Chapter 3 discusses the COMBINE study and Ch. 17 is directed at medical professionals. Both chapters contain the information I've set out here.

Hope this helps.

My doc sent me home with Campral just like yours. I later dropped off a packet that included a photocopy of the article Lo0p quoted, the chapter for medical professionals that lena linked to, a copy of the relevant wikipedia page on TSM, and a short letter asking for reconsideration of my request for support to evaluate this proven protocol.

I got a voicemail back from my doctor within two hours *thanking me for the additional information* and agreeing to give it a whirl. At my one-month follow-up she was very supportive and appeared genuinely interested. I am her first exposure to this in her practice. My experience has been practically text-book - it is working for me pretty much as advertised.

I think maybe docs just can't keep up with all the possibilities and the good ones welcome a rational pointer to credible sources.
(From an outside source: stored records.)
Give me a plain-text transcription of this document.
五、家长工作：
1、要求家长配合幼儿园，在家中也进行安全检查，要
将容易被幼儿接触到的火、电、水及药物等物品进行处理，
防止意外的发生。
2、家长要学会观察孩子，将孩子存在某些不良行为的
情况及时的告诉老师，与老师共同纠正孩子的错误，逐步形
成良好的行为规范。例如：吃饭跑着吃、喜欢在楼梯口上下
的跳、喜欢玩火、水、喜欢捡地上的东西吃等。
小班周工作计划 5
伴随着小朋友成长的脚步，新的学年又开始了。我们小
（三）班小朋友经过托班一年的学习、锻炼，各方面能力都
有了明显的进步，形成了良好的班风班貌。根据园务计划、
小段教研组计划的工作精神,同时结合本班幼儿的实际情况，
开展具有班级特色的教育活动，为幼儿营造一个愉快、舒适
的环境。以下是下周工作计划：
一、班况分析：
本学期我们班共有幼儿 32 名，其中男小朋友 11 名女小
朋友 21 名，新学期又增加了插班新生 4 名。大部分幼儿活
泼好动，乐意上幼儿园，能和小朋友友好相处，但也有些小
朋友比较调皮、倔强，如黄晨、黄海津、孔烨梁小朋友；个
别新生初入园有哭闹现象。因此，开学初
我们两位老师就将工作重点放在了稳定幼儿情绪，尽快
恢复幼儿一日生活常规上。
I had a hand-pain doctor tell me one time that the reason they send almost everyone home after the first visit with the equivalent of a "take two aspirin and call me in the morning" is because a significant number never come back. From their perspective, that "treatment" works! Once someone comes back, only then do they really start to dig in to the problem. I think it's a form of triage, honestly.

While I'm being honest, it also CHAPS MY HIDE that TSM is so unknown in the medical community and folks have to dig so hard to get some support.